Cellulose, the building block of paper taken from plants, is an exciting alternative to the plastic, glass and silicon that currently make up most electronic devices, including computers and mobile phones. Cellulose is renewable, biodegradable, strong, and lightweight. For the past 30 years, scientists have considered ways to combine these properties with electronics. Significant progress has been made in the past decade to manipulate the smallest plant fibers, called “nanocellulose”, for use in electronics.

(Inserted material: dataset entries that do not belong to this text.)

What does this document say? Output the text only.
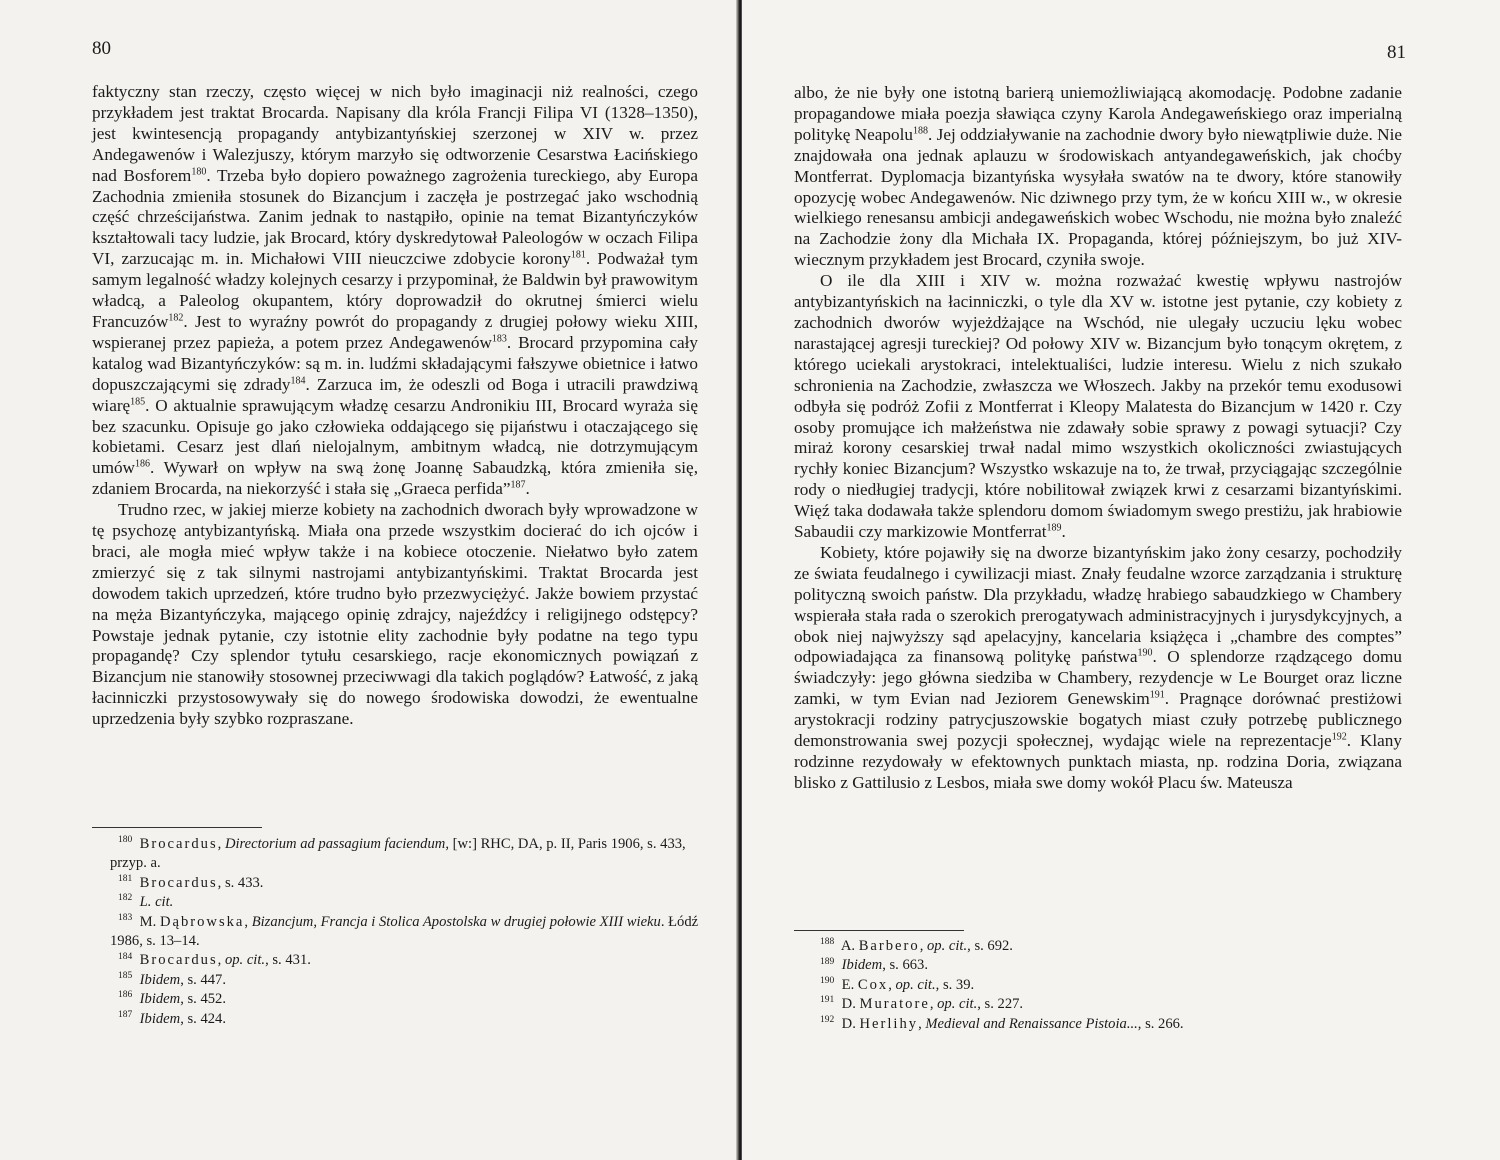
80

faktyczny stan rzeczy, często więcej w nich było imaginacji niż realności, czego przykładem jest traktat Brocarda. Napisany dla króla Francji Filipa VI (1328–1350), jest kwintesencją propagandy antybizantyńskiej szerzonej w XIV w. przez Andegawenów i Walezjuszy, którym marzyło się odtworzenie Cesarstwa Łacińskiego nad Bosforem$^{180}$. Trzeba było dopiero poważnego zagrożenia tureckiego, aby Europa Zachodnia zmieniła stosunek do Bizancjum i zaczęła je postrzegać jako wschodnią część chrześcijaństwa. Zanim jednak to nastąpiło, opinie na temat Bizantyńczyków kształtowali tacy ludzie, jak Brocard, który dyskredytował Paleologów w oczach Filipa VI, zarzucając m. in. Michałowi VIII nieuczciwe zdobycie korony$^{181}$. Podważał tym samym legalność władzy kolejnych cesarzy i przypominał, że Baldwin był prawowitym władcą, a Paleolog okupantem, który doprowadził do okrutnej śmierci wielu Francuzów$^{182}$. Jest to wyraźny powrót do propagandy z drugiej połowy wieku XIII, wspieranej przez papieża, a potem przez Andegawenów$^{183}$. Brocard przypomina cały katalog wad Bizantyńczyków: są m. in. ludźmi składającymi fałszywe obietnice i łatwo dopuszczającymi się zdrady$^{184}$. Zarzuca im, że odeszli od Boga i utracili prawdziwą wiarę$^{185}$. O aktualnie sprawującym władzę cesarzu Andronikiu III, Brocard wyraża się bez szacunku. Opisuje go jako człowieka oddającego się pijaństwu i otaczającego się kobietami. Cesarz jest dlań nielojalnym, ambitnym władcą, nie dotrzymującym umów$^{186}$. Wywarł on wpływ na swą żonę Joannę Sabaudzką, która zmieniła się, zdaniem Brocarda, na niekorzyść i stała się „Graeca perfida”$^{187}$.

Trudno rzec, w jakiej mierze kobiety na zachodnich dworach były wprowadzone w tę psychozę antybizantyńską. Miała ona przede wszystkim docierać do ich ojców i braci, ale mogła mieć wpływ także i na kobiece otoczenie. Niełatwo było zatem zmierzyć się z tak silnymi nastrojami antybizantyńskimi. Traktat Brocarda jest dowodem takich uprzedzeń, które trudno było przezwyciężyć. Jakże bowiem przystać na męża Bizantyńczyka, mającego opinię zdrajcy, najeźdźcy i religijnego odstępcy? Powstaje jednak pytanie, czy istotnie elity zachodnie były podatne na tego typu propagandę? Czy splendor tytułu cesarskiego, racje ekonomicznych powiązań z Bizancjum nie stanowiły stosownej przeciwwagi dla takich poglądów? Łatwość, z jaką łacinniczki przystosowywały się do nowego środowiska dowodzi, że ewentualne uprzedzenia były szybko rozpraszane.

180 Brocardus, Directorium ad passagium faciendum, [w:] RHC, DA, p. II, Paris 1906, s. 433, przyp. a.
181 Brocardus, s. 433.
182 L. cit.
183 M. Dąbrowska, Bizancjum, Francja i Stolica Apostolska w drugiej połowie XIII wieku. Łódź 1986, s. 13–14.
184 Brocardus, op. cit., s. 431.
185 Ibidem, s. 447.
186 Ibidem, s. 452.
187 Ibidem, s. 424.
81

albo, że nie były one istotną barierą uniemożliwiającą akomodację. Podobne zadanie propagandowe miała poezja sławiąca czyny Karola Andegaweńskiego oraz imperialną politykę Neapolu$^{188}$. Jej oddziaływanie na zachodnie dwory było niewątpliwie duże. Nie znajdowała ona jednak aplauzu w środowiskach antyandegaweńskich, jak choćby Montferrat. Dyplomacja bizantyńska wysyłała swatów na te dwory, które stanowiły opozycję wobec Andegawenów. Nic dziwnego przy tym, że w końcu XIII w., w okresie wielkiego renesansu ambicji andegaweńskich wobec Wschodu, nie można było znaleźć na Zachodzie żony dla Michała IX. Propaganda, której późniejszym, bo już XIV-wiecznym przykładem jest Brocard, czyniła swoje.

O ile dla XIII i XIV w. można rozważać kwestię wpływu nastrojów antybizantyńskich na łacinniczki, o tyle dla XV w. istotne jest pytanie, czy kobiety z zachodnich dworów wyjeżdżające na Wschód, nie ulegały uczuciu lęku wobec narastającej agresji tureckiej? Od połowy XIV w. Bizancjum było tonącym okrętem, z którego uciekali arystokraci, intelektualiści, ludzie interesu. Wielu z nich szukało schronienia na Zachodzie, zwłaszcza we Włoszech. Jakby na przekór temu exodusowi odbyła się podróż Zofii z Montferrat i Kleopy Malatesta do Bizancjum w 1420 r. Czy osoby promujące ich małżeństwa nie zdawały sobie sprawy z powagi sytuacji? Czy miraż korony cesarskiej trwał nadal mimo wszystkich okoliczności zwiastujących rychły koniec Bizancjum? Wszystko wskazuje na to, że trwał, przyciągając szczególnie rody o niedługiej tradycji, które nobilitował związek krwi z cesarzami bizantyńskimi. Więź taka dodawała także splendoru domom świadomym swego prestiżu, jak hrabiowie Sabaudii czy markizowie Montferrat$^{189}$.

Kobiety, które pojawiły się na dworze bizantyńskim jako żony cesarzy, pochodziły ze świata feudalnego i cywilizacji miast. Znały feudalne wzorce zarządzania i strukturę polityczną swoich państw. Dla przykładu, władzę hrabiego sabaudzkiego w Chambery wspierała stała rada o szerokich prerogatywach administracyjnych i jurysdykcyjnych, a obok niej najwyższy sąd apelacyjny, kancelaria książęca i „chambre des comptes” odpowiadająca za finansową politykę państwa$^{190}$. O splendorze rządzącego domu świadczyły: jego główna siedziba w Chambery, rezydencje w Le Bourget oraz liczne zamki, w tym Evian nad Jeziorem Genewskim$^{191}$. Pragnące dorównać prestiżowi arystokracji rodziny patrycjuszowskie bogatych miast czuły potrzebę publicznego demonstrowania swej pozycji społecznej, wydając wiele na reprezentacje$^{192}$. Klany rodzinne rezydowały w efektownych punktach miasta, np. rodzina Doria, związana blisko z Gattilusio z Lesbos, miała swe domy wokół Placu św. Mateusza

188 A. Barbero, op. cit., s. 692.
189 Ibidem, s. 663.
190 E. Cox, op. cit., s. 39.
191 D. Muratore, op. cit., s. 227.
192 D. Herlihy, Medieval and Renaissance Pistoia..., s. 266.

For example, researchers at Nanyang Technological University have made “nanopaper” out of nanocellulose and silver nanowires. It still conducted electricity after being folded in half 500 times. Some nanopapers have reached 90% transparency, while others are in the 80% range, similar to plastic. But, better than plastic, nanopapers degrade quickly. After metal electrodes are removed, nanopaper can be buried in soil and will fully degrade within a month. Researchers are still working on how to treat nanopapers that contain non-biodegradable materials, such as epoxy, to maintain their recyclability.
Many challenges remain before nanocellulose electronics become widespread. Currently, it is more expensive to produce pure nanopaper than glass or plastic. Cheaper preparation and fabrication methods are needed. Ideally, a common high-speed printing process used in electronic manufacturing called “roll to roll” can be adapted for nanocellulose. Also, the hydrophilic properties of cellulose make the items easy to degrade; this is desirable when it is time to dispose of them, but not during their operational life. The authors are optimistic that if these issues can be addressed, a wide range of electronics could soon be built from plants.